Don't get hung up on an image, understand the big picture

Every week, we make decisions about what news is most important to cover; we are limited by staff time to investigate and by newspaper space. Our most important stories run on the front page.

The last week in May, after the Guilderland High School yearbook came out, we started getting calls and emails from people upset about a picture in a yearbook ad. Parents of Guilderland graduates have, over the years, surprised their children by taking out ads in the yearbook — frequently with pictures important to the family and words of advice or praise.

The ad that some were upset about pictured a boy standing next to a giraffe he had presumably shot. The caption under the picture read, “A hunt based only on the trophies taken falls far short of what the ultimate goal should be.”

We decided to spend our time and space that week, for Guilderland school coverage, on two other stories — one on Moody’s downgrading the district’s credit rating, and the other, a front-page story, on two newly ratified contracts. While most of the local media covered the yearbook story, these were two stories no one else has yet covered and we believe they are more important. Guilderland residents should be informed about what, through taxes, they are paying school employees, and also how the district is handling its finances.

The next week, we ran a front-page story on the latest in a decades-long series of projects that Alan Fiero, a science teacher at Farnsworth Middle School, has spearheaded to educate his students about the Karner blue butterfly, which is on the federal list for endangered species.

We thought, if we could talk to the family who had taken out the yearbook ad, that might be a worthwhile story to print. No one had told their side of the story and, through social media, the family was getting pounded.

When we interviewed Superintendent Marie Wiles, she outlined the process the yearbook staff — students overseen by advisors — had gone through. The printed yearbook ads had all followed established guidelines and no one had anticipated the reaction to the ad with the giraffe so it had not been reviewed by administrators like other matters that had raised questions or concerns, said Wiles.

Wiles said further she “lost a week,” responding to media and others’ concerns over the ad. In the future, she said, an administrator will review the entire yearbook; Wiles said the yearbook is big and lamented the loss of time for already busy administrators.

Because we didn’t want to run a one-sided story, and we couldn’t reach the boy’s family, we asked if Wiles could contact them to see if they would talk to us. “The family is interested in putting this behind them and is worried that their comments would just stir things up,” Wiles wrote us in an email after contacting the boy’s father.
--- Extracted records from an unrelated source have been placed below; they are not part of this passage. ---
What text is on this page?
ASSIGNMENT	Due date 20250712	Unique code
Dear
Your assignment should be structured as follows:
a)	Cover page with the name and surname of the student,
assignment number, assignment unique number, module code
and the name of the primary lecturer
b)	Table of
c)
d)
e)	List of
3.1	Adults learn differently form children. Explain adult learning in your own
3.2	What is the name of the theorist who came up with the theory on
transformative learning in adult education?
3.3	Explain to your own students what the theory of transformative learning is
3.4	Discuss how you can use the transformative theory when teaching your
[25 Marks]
The school district prominently posted an apology on its website stating that “the district would like to apologize to those offended by the photo.” The apology went on, “We are actively reviewing our yearbook submission protocol as well as yearbook administrative review policies, to ensure issues like this are avoided in the future. The yearbook is not meant to be a platform for controversy; it’s a vehicle for celebration and capturing memories.”

We don’t believe the school district did anything wrong. The yearbook staff allowed the family to exercise its First Amendment right to free speech, celebrating their son in a way their family values.
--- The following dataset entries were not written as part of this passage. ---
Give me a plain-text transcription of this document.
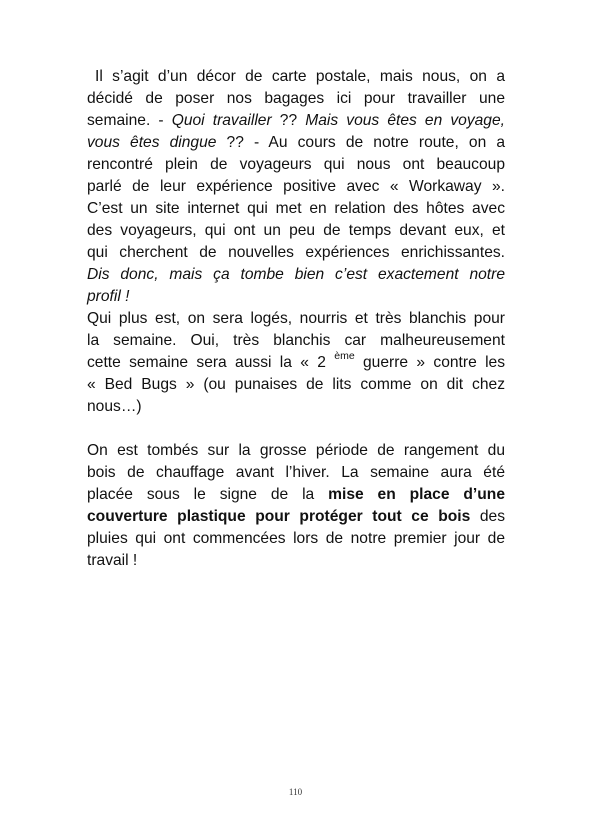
Il s’agit d’un décor de carte postale, mais nous, on a
décidé de poser nos bagages ici pour travailler une
semaine. - Quoi travailler ?? Mais vous êtes en voyage,
vous êtes dingue ?? - Au cours de notre route, on a
rencontré plein de voyageurs qui nous ont beaucoup
parlé de leur expérience positive avec « Workaway ».
C’est un site internet qui met en relation des hôtes avec
des voyageurs, qui ont un peu de temps devant eux, et
qui cherchent de nouvelles expériences enrichissantes.
Dis donc, mais ça tombe bien c’est exactement notre
profil !
Qui plus est, on sera logés, nourris et très blanchis pour
la semaine. Oui, très blanchis car malheureusement
cette semaine sera aussi la « 2 $^{ème}$ guerre » contre les
« Bed Bugs » (ou punaises de lits comme on dit chez
nous…)
On est tombés sur la grosse période de rangement du
bois de chauffage avant l’hiver. La semaine aura été
placée sous le signe de la mise en place d’une
couverture plastique pour protéger tout ce bois des
pluies qui ont commencées lors de notre premier jour de
travail !
110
We have had similar responses when we at The Enterprise have published pictures in our sports section submitted by hunters photographed with the animals they have killed. We believe a newspaper should accurately reflect the community it serves — all parts of it.

Few people submit such pictures anymore because of the often nasty reaction. The last picture we recall printing was when the grandmother of a 17-year-old who killed a 350-pound black bear submitted a picture of her grandson with the dead bear. She said of her grandson, “He was just out there all by himself.” The bear, she said, “filled his scope with black.” She also said the bear’s meat would be eaten and its head would be mounted.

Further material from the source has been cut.